Die 10-Jahres-Frist gilt damit nur für Erwerbe, die innerhalb dieses Zeitraums von derselben Person anfallen und demselben Erwerber zugutekommen.

Um den Normzweck etwas zu verdeutlichen, werfen wir im ersten Schritt einen Blick auf die Besteuerungsgrundsätze des ErbStG. Denn jeder Besteuerungsvorgang vollzieht sich in mehreren, stets identischen Schritten:

  • Ermittlung des steuerpflichtigen Erwerbes nach § 10 ErbStG
  • Abzug möglicher Freibeträge nach den §§ 16 und 17 ErbStG
  • Festsetzung der Steuer nach den Sätzen in § 19 ErbStG

Eventuelle Steuerbefreiungen, für die einer der §§ 13 bis 13d ErbStG gilt, bleiben hier außer Betracht. Denn sie können grundsätzlich mehrfach – unabhängig von zeitlichen Zusammenhängen – genutzt werden und mindern damit stets den aus dem Gesamtvermögen ermittelten, steuerpflichtigen Erwerb. Ausnahmen gelten lediglich bei einzelnen Vorschriften und in den Fällen des Gestaltungsmissbrauchs nach § 42 AO, den es zu vermeiden gilt.

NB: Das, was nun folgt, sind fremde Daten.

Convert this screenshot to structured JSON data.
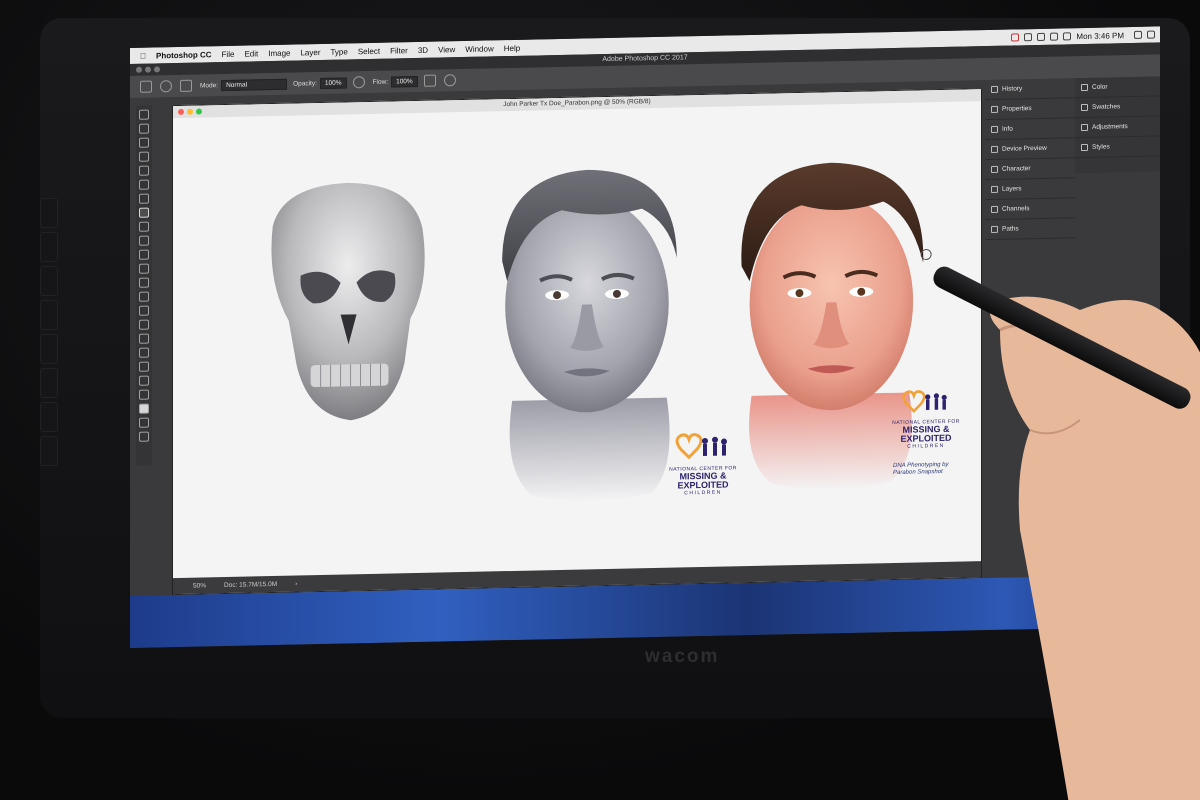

1.1. Ermittlung des steuerpflichtigen Erwerbs

Bei Erbschaften und Schenkungen unterliegen übertragene Vermögenswerte nur der Besteuerung, soweit sie steuerbar und nicht steuerfrei sind. Positive und negative Bestandteile des Vermögens sind dabei zu saldieren, sodass übergehende Schulden die Bereicherung des Empfängers vermindern. Anzuwenden ist hier § 10 ErbStG, denn er regelt – in engem Zusammenspiel mit § 12 ErbStG, den Bewertungsgrundsätzen – die Wertermittlung jedes einzelnen Vermögensgegenstandes.

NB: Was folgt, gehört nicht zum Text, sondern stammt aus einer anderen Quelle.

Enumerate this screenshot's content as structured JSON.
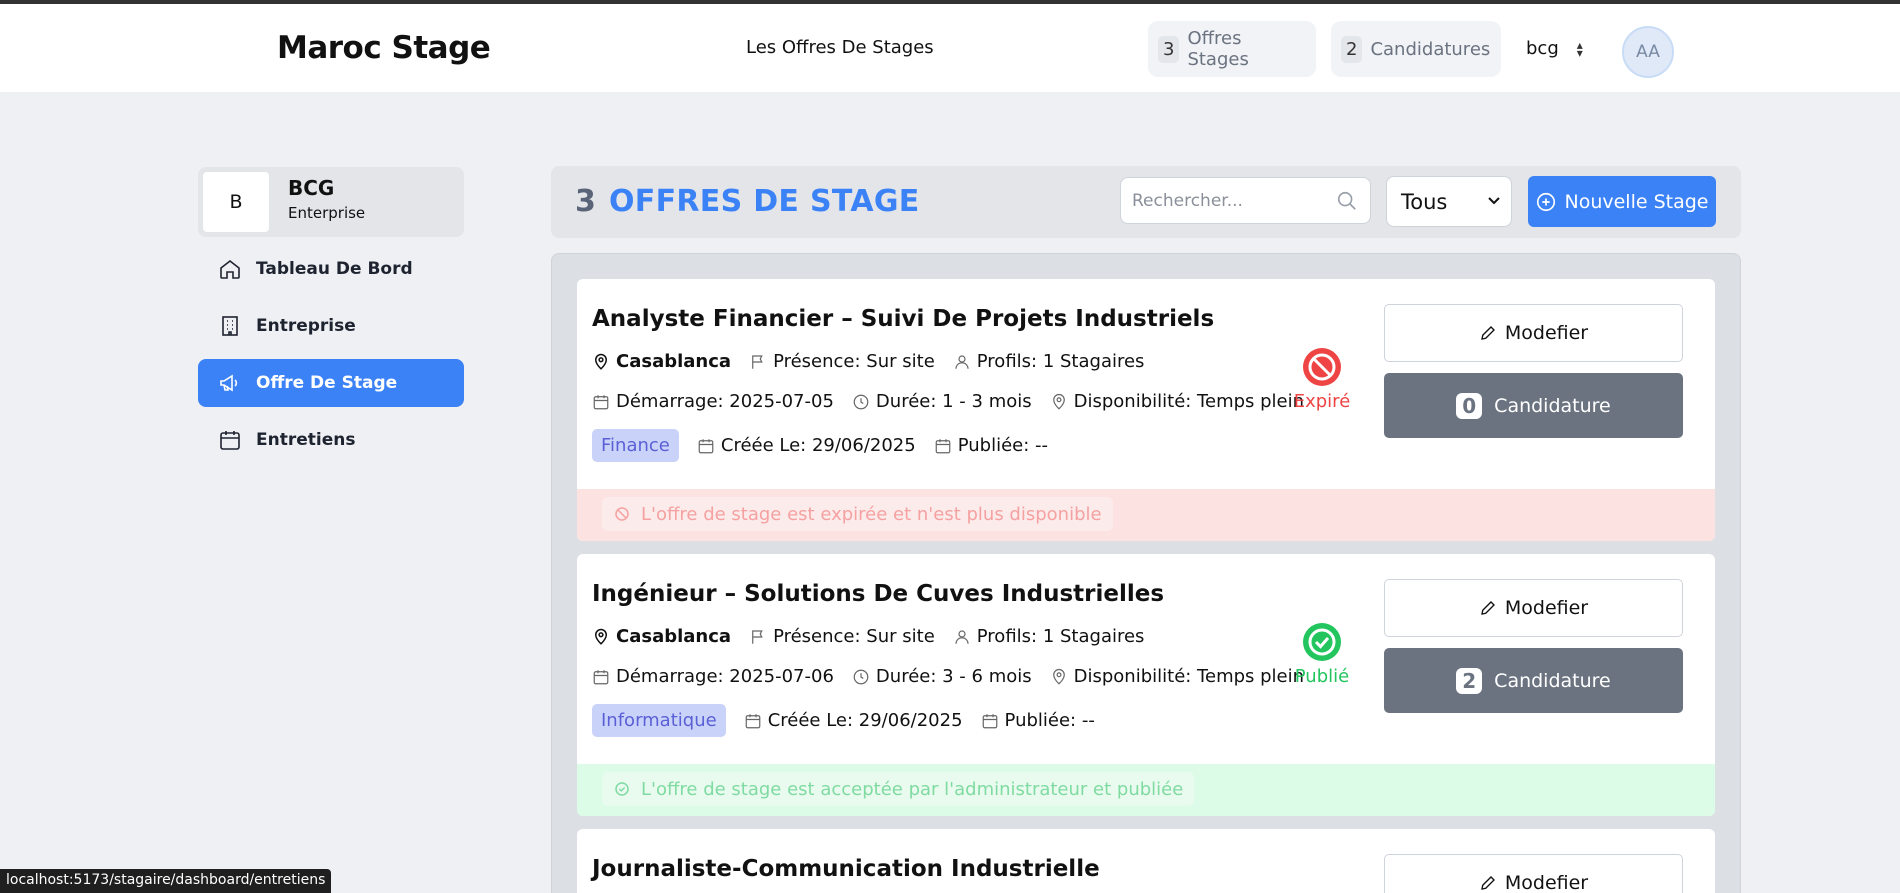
{
  "header": {
    "brand": "Maroc Stage",
    "nav_link": "Les Offres De Stages",
    "offres_count": "3",
    "offres_label": "Offres Stages",
    "cand_count": "2",
    "cand_label": "Candidatures",
    "user_select": "bcg",
    "avatar_initials": "AA"
  },
  "sidebar": {
    "company_initial": "B",
    "company_name": "BCG",
    "company_type": "Enterprise",
    "items": [
      {
        "label": "Tableau De Bord",
        "icon": "home-icon"
      },
      {
        "label": "Entreprise",
        "icon": "building-icon"
      },
      {
        "label": "Offre De Stage",
        "icon": "megaphone-icon",
        "active": true
      },
      {
        "label": "Entretiens",
        "icon": "calendar-icon"
      }
    ]
  },
  "list": {
    "count": "3",
    "title": "OFFRES DE STAGE",
    "search_placeholder": "Rechercher...",
    "filter_value": "Tous",
    "new_button": "Nouvelle Stage"
  },
  "offers": [
    {
      "title": "Analyste Financier – Suivi De Projets Industriels",
      "city": "Casablanca",
      "presence": "Présence: Sur site",
      "profils": "Profils: 1 Stagaires",
      "start": "Démarrage: 2025-07-05",
      "duree": "Durée: 1 - 3 mois",
      "dispo": "Disponibilité: Temps plein",
      "tag": "Finance",
      "created": "Créée Le: 29/06/2025",
      "published": "Publiée: --",
      "status": "Expiré",
      "modify": "Modefier",
      "cand_count": "0",
      "cand_label": "Candidature",
      "notice": "L'offre de stage est expirée et n'est plus disponible"
    },
    {
      "title": "Ingénieur – Solutions De Cuves Industrielles",
      "city": "Casablanca",
      "presence": "Présence: Sur site",
      "profils": "Profils: 1 Stagaires",
      "start": "Démarrage: 2025-07-06",
      "duree": "Durée: 3 - 6 mois",
      "dispo": "Disponibilité: Temps plein",
      "tag": "Informatique",
      "created": "Créée Le: 29/06/2025",
      "published": "Publiée: --",
      "status": "Publié",
      "modify": "Modefier",
      "cand_count": "2",
      "cand_label": "Candidature",
      "notice": "L'offre de stage est acceptée par l'administrateur et publiée"
    },
    {
      "title": "Journaliste-Communication Industrielle",
      "modify": "Modefier"
    }
  ],
  "status_bar_url": "localhost:5173/stagaire/dashboard/entretiens",
  "colors": {
    "accent": "#3b82f6",
    "expired": "#ef4444",
    "published": "#22c55e",
    "button_gray": "#6b7280"
  }
}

Alle weiteren Berechnungsschritte basieren nun auf dem steuerpflichtigen Erwerb im Sinne des § 10 ErbStG.

1.2. Abzug von Freibeträgen nach den §§ 16 und 17 ErbStG

Je nach Steuerklasse, in die die Erwerberin oder der Erwerber nach § 15 ErbStG fällt, kommen unterschiedliche freibeträge zum Ansatz. Der nach § 10 ErbStG steuerpflichtige Erwerb wird beispielsweise gemindert um

  • EUR 500.000 bei Ehegatten und Lebenspartnern,
  • EUR 400.000 bei Kindern und Enkeln, die in die Steuerklasse 1 fallen,
  • EUR 20.000 bei allen übrigen Personen.

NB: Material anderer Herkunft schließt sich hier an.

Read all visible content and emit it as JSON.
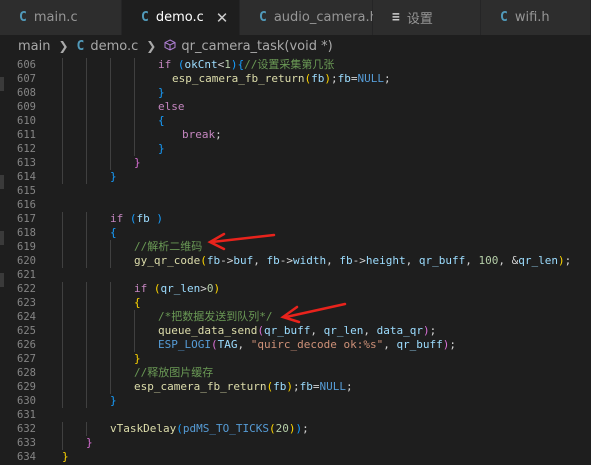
{
  "tabs": [
    {
      "icon": "C",
      "label": "main.c",
      "active": false
    },
    {
      "icon": "C",
      "label": "demo.c",
      "active": true,
      "close": "✕"
    },
    {
      "icon": "C",
      "label": "audio_camera.h",
      "active": false
    },
    {
      "icon": "≡",
      "label": "设置",
      "active": false
    },
    {
      "icon": "C",
      "label": "wifi.h",
      "active": false
    }
  ],
  "breadcrumb": {
    "folder": "main",
    "file_icon": "C",
    "file": "demo.c",
    "symbol": "qr_camera_task(void *)"
  },
  "lines": [
    {
      "n": "606",
      "indent": 96,
      "tokens": [
        [
          "cf",
          "if"
        ],
        [
          "pu",
          " "
        ],
        [
          "b3",
          "("
        ],
        [
          "var",
          "okCnt"
        ],
        [
          "pu",
          "<"
        ],
        [
          "num",
          "1"
        ],
        [
          "b3",
          ")"
        ],
        [
          "b3",
          "{"
        ],
        [
          "cm",
          "//设置采集第几张"
        ]
      ]
    },
    {
      "n": "607",
      "indent": 110,
      "tokens": [
        [
          "fn",
          "esp_camera_fb_return"
        ],
        [
          "b1",
          "("
        ],
        [
          "var",
          "fb"
        ],
        [
          "b1",
          ")"
        ],
        [
          "pu",
          ";"
        ],
        [
          "var",
          "fb"
        ],
        [
          "pu",
          "="
        ],
        [
          "mac",
          "NULL"
        ],
        [
          "pu",
          ";"
        ]
      ]
    },
    {
      "n": "608",
      "indent": 96,
      "tokens": [
        [
          "b3",
          "}"
        ]
      ]
    },
    {
      "n": "609",
      "indent": 96,
      "tokens": [
        [
          "cf",
          "else"
        ]
      ]
    },
    {
      "n": "610",
      "indent": 96,
      "tokens": [
        [
          "b3",
          "{"
        ]
      ]
    },
    {
      "n": "611",
      "indent": 120,
      "tokens": [
        [
          "cf",
          "break"
        ],
        [
          "pu",
          ";"
        ]
      ]
    },
    {
      "n": "612",
      "indent": 96,
      "tokens": [
        [
          "b3",
          "}"
        ]
      ]
    },
    {
      "n": "613",
      "indent": 72,
      "tokens": [
        [
          "b2",
          "}"
        ]
      ]
    },
    {
      "n": "614",
      "indent": 48,
      "tokens": [
        [
          "b3",
          "}"
        ]
      ]
    },
    {
      "n": "615",
      "indent": 0,
      "tokens": []
    },
    {
      "n": "616",
      "indent": 0,
      "tokens": []
    },
    {
      "n": "617",
      "indent": 48,
      "tokens": [
        [
          "cf",
          "if"
        ],
        [
          "pu",
          " "
        ],
        [
          "b3",
          "("
        ],
        [
          "var",
          "fb"
        ],
        [
          "pu",
          " "
        ],
        [
          "b3",
          ")"
        ]
      ]
    },
    {
      "n": "618",
      "indent": 48,
      "tokens": [
        [
          "b3",
          "{"
        ]
      ]
    },
    {
      "n": "619",
      "indent": 72,
      "tokens": [
        [
          "cm",
          "//解析二维码"
        ]
      ]
    },
    {
      "n": "620",
      "indent": 72,
      "tokens": [
        [
          "fn",
          "gy_qr_code"
        ],
        [
          "b1",
          "("
        ],
        [
          "var",
          "fb"
        ],
        [
          "pu",
          "->"
        ],
        [
          "var",
          "buf"
        ],
        [
          "pu",
          ", "
        ],
        [
          "var",
          "fb"
        ],
        [
          "pu",
          "->"
        ],
        [
          "var",
          "width"
        ],
        [
          "pu",
          ", "
        ],
        [
          "var",
          "fb"
        ],
        [
          "pu",
          "->"
        ],
        [
          "var",
          "height"
        ],
        [
          "pu",
          ", "
        ],
        [
          "var",
          "qr_buff"
        ],
        [
          "pu",
          ", "
        ],
        [
          "num",
          "100"
        ],
        [
          "pu",
          ", &"
        ],
        [
          "var",
          "qr_len"
        ],
        [
          "b1",
          ")"
        ],
        [
          "pu",
          ";"
        ]
      ]
    },
    {
      "n": "621",
      "indent": 0,
      "tokens": []
    },
    {
      "n": "622",
      "indent": 72,
      "tokens": [
        [
          "cf",
          "if"
        ],
        [
          "pu",
          " "
        ],
        [
          "b1",
          "("
        ],
        [
          "var",
          "qr_len"
        ],
        [
          "pu",
          ">"
        ],
        [
          "num",
          "0"
        ],
        [
          "b1",
          ")"
        ]
      ]
    },
    {
      "n": "623",
      "indent": 72,
      "tokens": [
        [
          "b1",
          "{"
        ]
      ]
    },
    {
      "n": "624",
      "indent": 96,
      "tokens": [
        [
          "cm",
          "/*把数据发送到队列*/"
        ]
      ]
    },
    {
      "n": "625",
      "indent": 96,
      "tokens": [
        [
          "fn",
          "queue_data_send"
        ],
        [
          "b2",
          "("
        ],
        [
          "var",
          "qr_buff"
        ],
        [
          "pu",
          ", "
        ],
        [
          "var",
          "qr_len"
        ],
        [
          "pu",
          ", "
        ],
        [
          "var",
          "data_qr"
        ],
        [
          "b2",
          ")"
        ],
        [
          "pu",
          ";"
        ]
      ]
    },
    {
      "n": "626",
      "indent": 96,
      "tokens": [
        [
          "mac",
          "ESP_LOGI"
        ],
        [
          "b2",
          "("
        ],
        [
          "var",
          "TAG"
        ],
        [
          "pu",
          ", "
        ],
        [
          "str",
          "\"quirc_decode ok:%s\""
        ],
        [
          "pu",
          ", "
        ],
        [
          "var",
          "qr_buff"
        ],
        [
          "b2",
          ")"
        ],
        [
          "pu",
          ";"
        ]
      ]
    },
    {
      "n": "627",
      "indent": 72,
      "tokens": [
        [
          "b1",
          "}"
        ]
      ]
    },
    {
      "n": "628",
      "indent": 72,
      "tokens": [
        [
          "cm",
          "//释放图片缓存"
        ]
      ]
    },
    {
      "n": "629",
      "indent": 72,
      "tokens": [
        [
          "fn",
          "esp_camera_fb_return"
        ],
        [
          "b1",
          "("
        ],
        [
          "var",
          "fb"
        ],
        [
          "b1",
          ")"
        ],
        [
          "pu",
          ";"
        ],
        [
          "var",
          "fb"
        ],
        [
          "pu",
          "="
        ],
        [
          "mac",
          "NULL"
        ],
        [
          "pu",
          ";"
        ]
      ]
    },
    {
      "n": "630",
      "indent": 48,
      "tokens": [
        [
          "b3",
          "}"
        ]
      ]
    },
    {
      "n": "631",
      "indent": 0,
      "tokens": []
    },
    {
      "n": "632",
      "indent": 48,
      "tokens": [
        [
          "fn",
          "vTaskDelay"
        ],
        [
          "b3",
          "("
        ],
        [
          "mac",
          "pdMS_TO_TICKS"
        ],
        [
          "b1",
          "("
        ],
        [
          "num",
          "20"
        ],
        [
          "b1",
          ")"
        ],
        [
          "b3",
          ")"
        ],
        [
          "pu",
          ";"
        ]
      ]
    },
    {
      "n": "633",
      "indent": 24,
      "tokens": [
        [
          "b2",
          "}"
        ]
      ]
    },
    {
      "n": "634",
      "indent": 0,
      "tokens": [
        [
          "b1",
          "}"
        ]
      ]
    }
  ],
  "colors": {
    "arrow": "#e8231c",
    "editor_bg": "#1e1e1e",
    "tabbar_bg": "#252526"
  }
}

Beispiel: Vater V überträgt zahlreiche Vermögenswerte an seinen Sohn S. Zum übertragenen Vermögen gehören unter anderem ein Betrieb, eine vermietete Immobilie und EUR 1.000.000 in Bargeld. Das Betriebsvermögen bleibt nach den §§ 13a bis 13c ErbStG steuerfrei, die Immobilie unterliegt nach § 13d ErbStG zu 10 % einer Steuerbefreiung. Im Ergebnis liegt der steuerpflichtige Erwerb somit bei EUR 1.800.000. Fällt S als leibliches Kind nun in die Steuerklasse 1, muss er hiervon EUR 1.400.000 versteuern – denn der Freibetrag des § 16 ErbStG wurde bereits abgezogen.

Besondere Freibeträge nach § 17 ErbStG, die je nach Verwandtschaftsgrad bei bis zu EUR 256.000 liegen, gelten nur für Erwerbe von Todes wegen.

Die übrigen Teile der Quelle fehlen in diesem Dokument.